Travel supercharges Elisa and her eye. A designer to her core, she is incapable of turning her sight off, so she remains on—noticing everything around her. “I’m constantly scanning—color, materials, scale,” Elisa says. “I’m dissecting to the point of the smallest detail. I log inspiration in any format.”

The Chambers’ recent family vacation to Mexico found her taking a vast amount of photos. Such sourcing inspo spans the mundane and the monumental: from stone inlay within baseboard molding to the sloping staircase leading to a primary suite and a sculptural installation of concrete vessels as fencing.

Unfiltered in her absorption, no detail seems too small, no idea too ambitious. She takes it all in.
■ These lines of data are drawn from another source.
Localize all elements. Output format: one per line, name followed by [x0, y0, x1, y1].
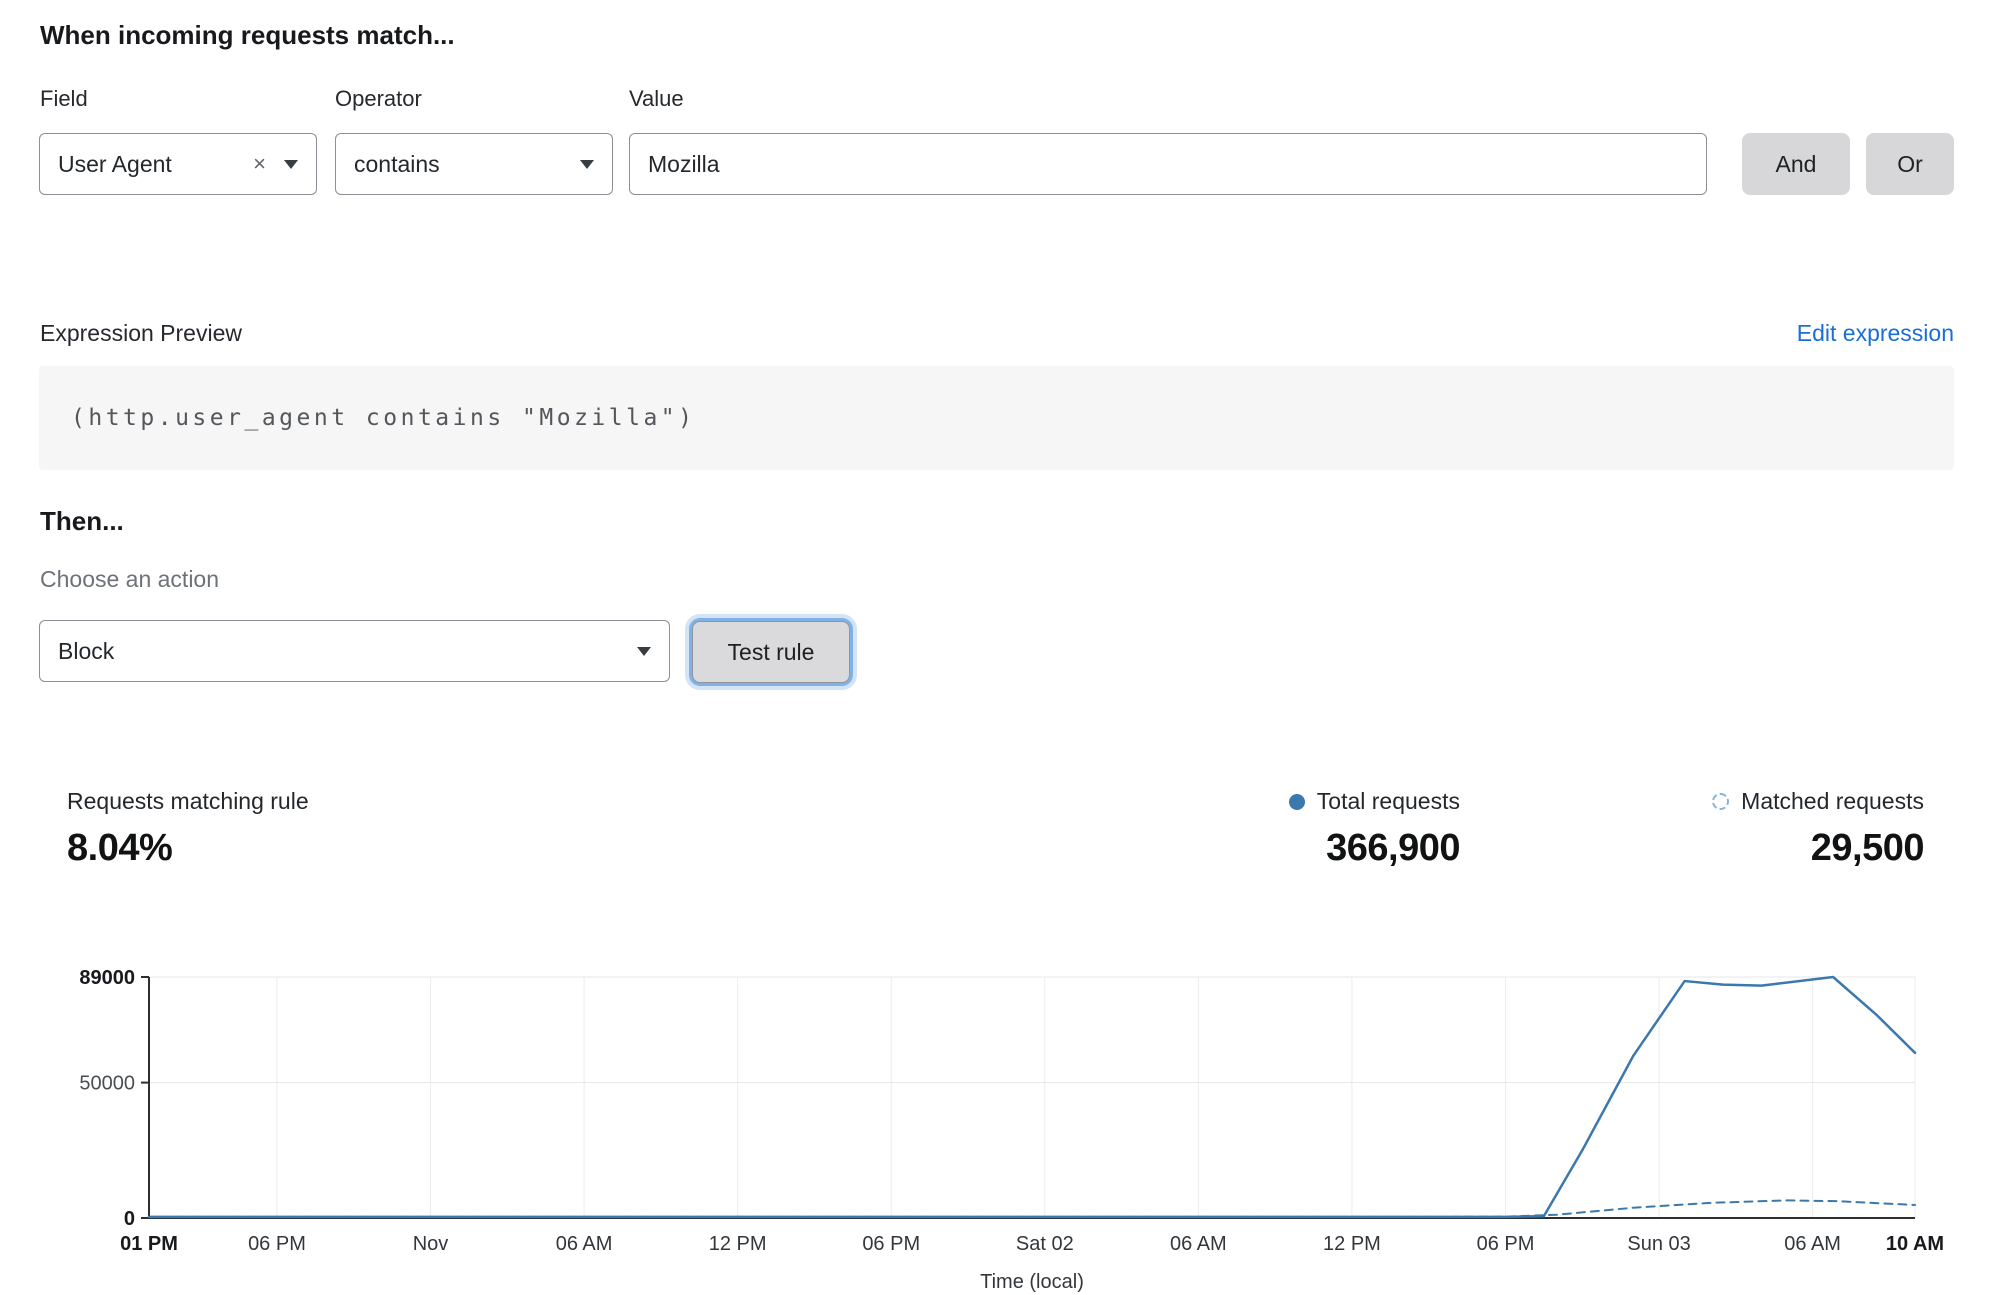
operator-select[interactable]: contains	[335, 133, 613, 195]
chevron-down-icon	[284, 159, 298, 169]
expression-preview-box: (http.user_agent contains "Mozilla")	[39, 366, 1954, 470]
field-select[interactable]: User Agent ×	[39, 133, 317, 195]
svg-text:0: 0	[124, 1208, 135, 1230]
svg-text:89000: 89000	[79, 967, 135, 989]
value-input[interactable]	[629, 133, 1707, 195]
matched-requests-legend-icon	[1712, 793, 1730, 810]
expression-preview-label: Expression Preview	[40, 320, 242, 346]
svg-text:Nov: Nov	[413, 1233, 449, 1255]
edit-expression-link[interactable]: Edit expression	[1796, 320, 1954, 346]
requests-matching-label: Requests matching rule	[67, 788, 309, 814]
or-button[interactable]: Or	[1866, 133, 1954, 195]
total-requests-stat: Total requests 366,900	[1288, 788, 1461, 870]
clear-icon[interactable]: ×	[253, 151, 266, 176]
svg-text:Sat 02: Sat 02	[1016, 1233, 1074, 1255]
expression-code: (http.user_agent contains "Mozilla")	[71, 405, 696, 431]
svg-text:12 PM: 12 PM	[1323, 1233, 1381, 1255]
svg-text:06 PM: 06 PM	[1477, 1233, 1535, 1255]
action-select[interactable]: Block	[39, 620, 670, 682]
requests-matching-stat: Requests matching rule 8.04%	[67, 788, 309, 870]
field-select-value: User Agent	[58, 150, 172, 177]
svg-text:50000: 50000	[79, 1073, 135, 1095]
test-rule-button[interactable]: Test rule	[692, 621, 850, 683]
total-requests-label: Total requests	[1316, 788, 1460, 814]
value-label: Value	[629, 86, 684, 111]
svg-text:12 PM: 12 PM	[709, 1233, 767, 1255]
requests-matching-value: 8.04%	[67, 827, 173, 869]
operator-select-value: contains	[354, 150, 440, 177]
choose-action-label: Choose an action	[40, 566, 220, 592]
then-heading: Then...	[40, 506, 124, 536]
svg-text:Time (local): Time (local)	[980, 1271, 1084, 1293]
chevron-down-icon	[637, 646, 651, 656]
svg-text:06 AM: 06 AM	[556, 1233, 613, 1255]
action-select-value: Block	[58, 637, 115, 664]
operator-label: Operator	[335, 86, 422, 111]
field-label: Field	[40, 86, 88, 111]
svg-text:06 PM: 06 PM	[862, 1233, 920, 1255]
svg-text:10 AM: 10 AM	[1886, 1233, 1944, 1255]
total-requests-legend-icon	[1288, 793, 1305, 810]
svg-text:01 PM: 01 PM	[120, 1233, 178, 1255]
matched-requests-value: 29,500	[1810, 827, 1925, 869]
page-title: When incoming requests match...	[40, 20, 455, 50]
requests-chart: 0 50000 89000 01 PM 06 PM Nov 06 AM 12 PM 06 PM S…	[79, 967, 1944, 1293]
and-button[interactable]: And	[1742, 133, 1850, 195]
svg-text:06 AM: 06 AM	[1170, 1233, 1227, 1255]
svg-text:06 PM: 06 PM	[248, 1233, 306, 1255]
matched-requests-label: Matched requests	[1741, 788, 1924, 814]
total-requests-value: 366,900	[1326, 827, 1460, 869]
chevron-down-icon	[580, 159, 594, 169]
svg-text:06 AM: 06 AM	[1784, 1233, 1841, 1255]
matched-requests-stat: Matched requests 29,500	[1712, 788, 1924, 870]
svg-text:Sun 03: Sun 03	[1627, 1233, 1690, 1255]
Only upon reentry does she begin to scroll through her images, pulling specific moments out, letting them percolate into current or future projects. “A lot of my pictures don’t make sense to anyone but me,” Elisa says. Momentary epiphanies, elusive even to Elisa after the fact: “Sometimes, I have to go through and say, ‘Why did I take this picture?’”


In Mexico, Elisa traced the abundance of sand into the preponderance of concrete, used widely and wonderfully. In keeping with such sourcing, she found nature informed so many interesting design elements, from palm fronds as canopy to masonry as continuous floor-to-wall treatment.


From pebble accents to sculptural installations: Elisa registered shifts in scale and the drama they delivered. Vessels, blocks, bricks: common forms became artistic when oversized.


“I’m always in tune with how people live in spaces,” Elisa says. “I’m constantly making note of how other people live and how they integrate their families.” After staying in several communities in Baja, she found domestic layouts successful if they stirred easy, integrated living. The stone built-ins surrounding a pool—set between primary and guest quarters—underscored the amenity as the social hub of the house.

“I love to see the way people interact and how they integrate all parts of their lives into their home,” Elisa says. “A home is such a major investment, both financially and emotionally. You want it to be generational.”